Title | What Parish Are You From? PDF eBook |
Author | Eileen M. McMahon |
Publisher | University Press of Kentucky |
Pages | 239 |
Release | 2014-07-11 |
Genre | Social Science |
ISBN | 0813149274 |
For Irish Americans as well as for Chicago's other ethnic groups, the local parish once formed the nucleus of daily life. Focusing on the parish of St. Sabina's in the southwest Chicago neighborhood of Auburn-Gresham, Eileen McMahon takes a penetrating look at the response of Catholic ethnics to life in twentieth-century America. She reveals the role the parish church played in achieving a cohesive and vital ethnic neighborhood and shows how ethno-religious distinctions gave way to racial differences as a central point of identity and conflict.

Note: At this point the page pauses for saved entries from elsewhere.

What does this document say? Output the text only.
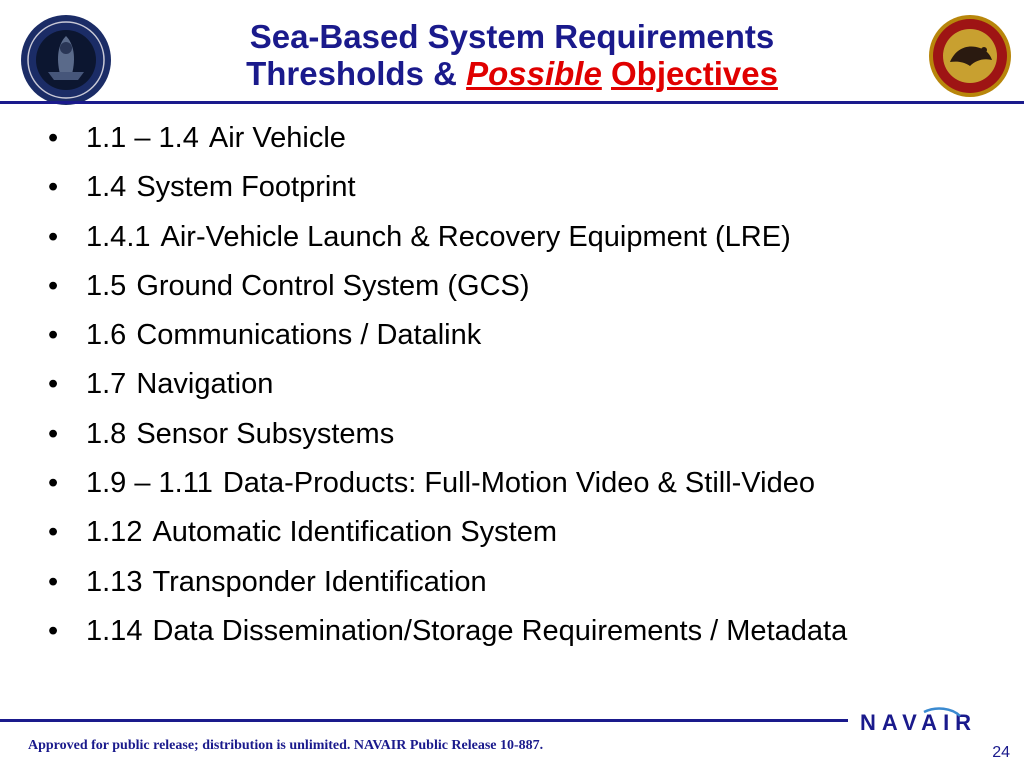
Sea-Based System Requirements
Thresholds & Possible Objectives
• 1.1 – 1.4 Air Vehicle
• 1.4 System Footprint
• 1.4.1 Air-Vehicle Launch & Recovery Equipment (LRE)
• 1.5 Ground Control System (GCS)
• 1.6 Communications / Datalink
• 1.7 Navigation
• 1.8 Sensor Subsystems
• 1.9 – 1.11 Data-Products: Full-Motion Video & Still-Video
• 1.12 Automatic Identification System
• 1.13 Transponder Identification
• 1.14 Data Dissemination/Storage Requirements / Metadata
NAVAIR
Approved for public release; distribution is unlimited. NAVAIR Public Release 10-887.	24
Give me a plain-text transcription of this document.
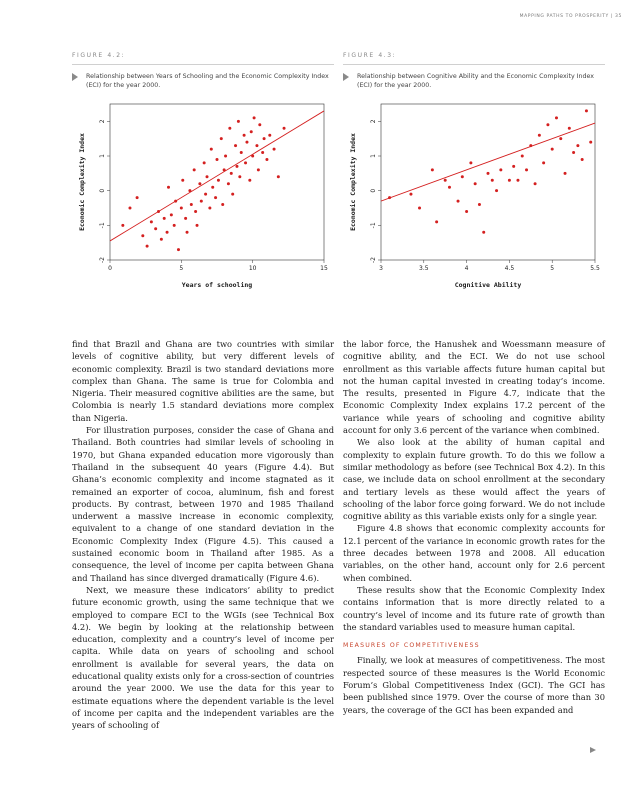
MAPPING PATHS TO PROSPERITY | 35
FIGURE 4.2:
Relationship between Years of Schooling and the Economic Complexity Index (ECI) for the year 2000.
0	5	10	15
-2
-1
0
1
2
Years of schooling
Economic Complexity Index
FIGURE 4.3:
Relationship between Cognitive Ability and the Economic Complexity Index (ECI) for the year 2000.
3	3.5	4	4.5	5	5.5
-2
-1
0
1
2
Cognitive Ability
Economic Complexity Index

find that Brazil and Ghana are two countries with similar levels of cognitive ability, but very different levels of economic complexity. Brazil is two standard deviations more complex than Ghana. The same is true for Colombia and Nigeria. Their measured cognitive abilities are the same, but Colombia is nearly 1.5 standard deviations more complex than Nigeria.

For illustration purposes, consider the case of Ghana and Thailand. Both countries had similar levels of schooling in 1970, but Ghana expanded education more vigorously than Thailand in the subsequent 40 years (Figure 4.4). But Ghana’s economic complexity and income stagnated as it remained an exporter of cocoa, aluminum, fish and forest products. By contrast, between 1970 and 1985 Thailand underwent a massive increase in economic complexity, equivalent to a change of one standard deviation in the Economic Complexity Index (Figure 4.5). This caused a sustained economic boom in Thailand after 1985. As a consequence, the level of income per capita between Ghana and Thailand has since diverged dramatically (Figure 4.6).

Next, we measure these indicators’ ability to predict future economic growth, using the same technique that we employed to compare ECI to the WGIs (see Technical Box 4.2). We begin by looking at the relationship between education, complexity and a country’s level of income per capita. While data on years of schooling and school enrollment is available for several years, the data on educational quality exists only for a cross-section of countries around the year 2000. We use the data for this year to estimate equations where the dependent variable is the level of income per capita and the independent variables are the years of schooling of

the labor force, the Hanushek and Woessmann measure of cognitive ability, and the ECI. We do not use school enrollment as this variable affects future human capital but not the human capital invested in creating today’s income. The results, presented in Figure 4.7, indicate that the Economic Complexity Index explains 17.2 percent of the variance while years of schooling and cognitive ability account for only 3.6 percent of the variance when combined.

We also look at the ability of human capital and complexity to explain future growth. To do this we follow a similar methodology as before (see Technical Box 4.2). In this case, we include data on school enrollment at the secondary and tertiary levels as these would affect the years of schooling of the labor force going forward. We do not include cognitive ability as this variable exists only for a single year.

Figure 4.8 shows that economic complexity accounts for 12.1 percent of the variance in economic growth rates for the three decades between 1978 and 2008. All education variables, on the other hand, account only for 2.6 percent when combined.

These results show that the Economic Complexity Index contains information that is more directly related to a country’s level of income and its future rate of growth than the standard variables used to measure human capital.

MEASURES OF COMPETITIVENESS

Finally, we look at measures of competitiveness. The most respected source of these measures is the World Economic Forum’s Global Competitiveness Index (GCI). The GCI has been published since 1979. Over the course of more than 30 years, the coverage of the GCI has been expanded and
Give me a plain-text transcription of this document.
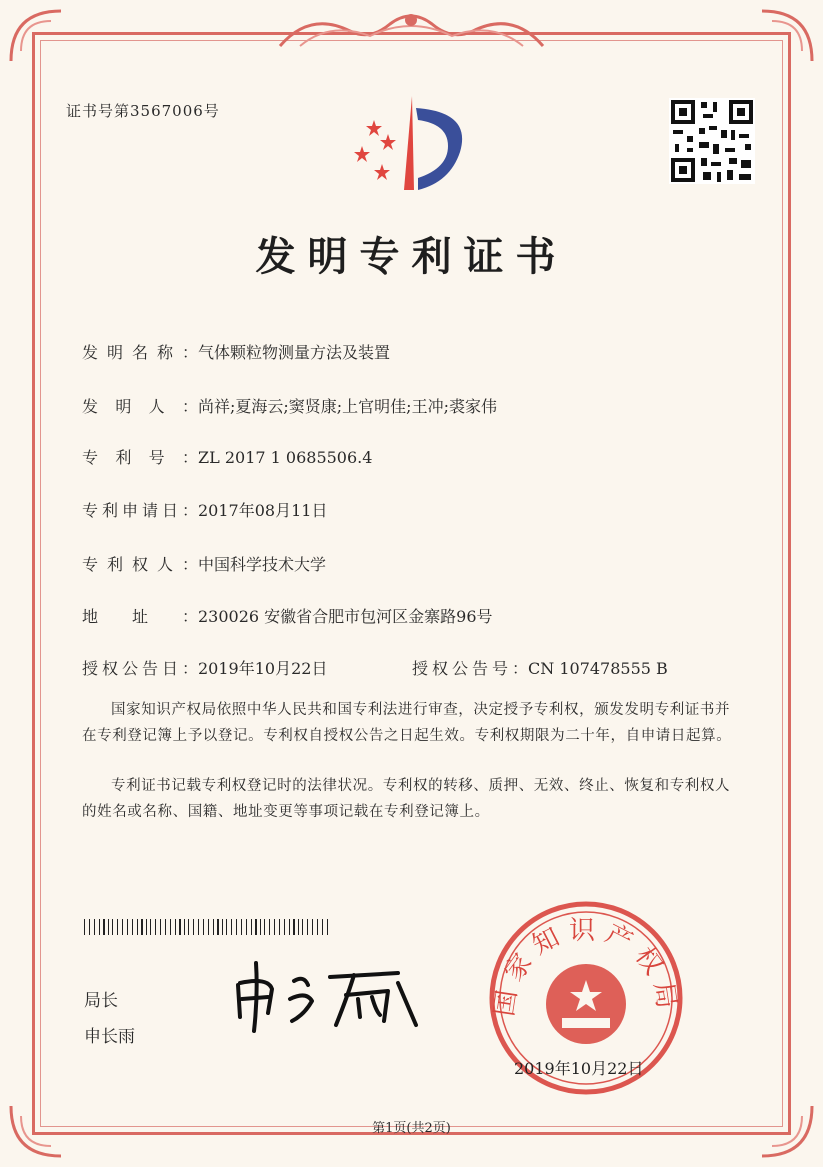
证书号第3567006号
发明专利证书
发明名称：气体颗粒物测量方法及装置
发明人：尚祥;夏海云;窦贤康;上官明佳;王冲;裘家伟
专利号：ZL 2017 1 0685506.4
专利申请日：2017年08月11日
专利权人：中国科学技术大学
地址：230026 安徽省合肥市包河区金寨路96号
授权公告日：2019年10月22日	授权公告号：CN 107478555 B
国家知识产权局依照中华人民共和国专利法进行审查，决定授予专利权，颁发发明专利证书并在专利登记簿上予以登记。专利权自授权公告之日起生效。专利权期限为二十年，自申请日起算。
专利证书记载专利权登记时的法律状况。专利权的转移、质押、无效、终止、恢复和专利权人的姓名或名称、国籍、地址变更等事项记载在专利登记簿上。
局长
申长雨
国家知识产权局
2019年10月22日
第1页(共2页)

For most of this century the parish served as an important mechanism for helping Irish Catholics cope with a dominant Protestant-American culture. Anti-Catholicism in the society at large contributed to dependency on parishes and to a desire for separateness from the American mainstream. As much as Catholics may have wanted to insulate themselves in their parish communities, however, Chicago demographics and the fluid nature of the larger society made this ultimately impossible. Despite efforts at integration attempted by St. Sabina's liberal clergy, white parishioners viewed black migration into their neighborhood as a threat to their way of life and resisted it even as they relocated to the suburbs. The transition from white to black neighborhoods and parishes is a major theme of twentieth-century urban history. The experience of St. Sabina's, which changed from a predominantly Irish parish to a vibrant African-American Catholic community, provides insights into this social trend and suggests how the interplay between faith and ethnicity contributes to a resistance to change.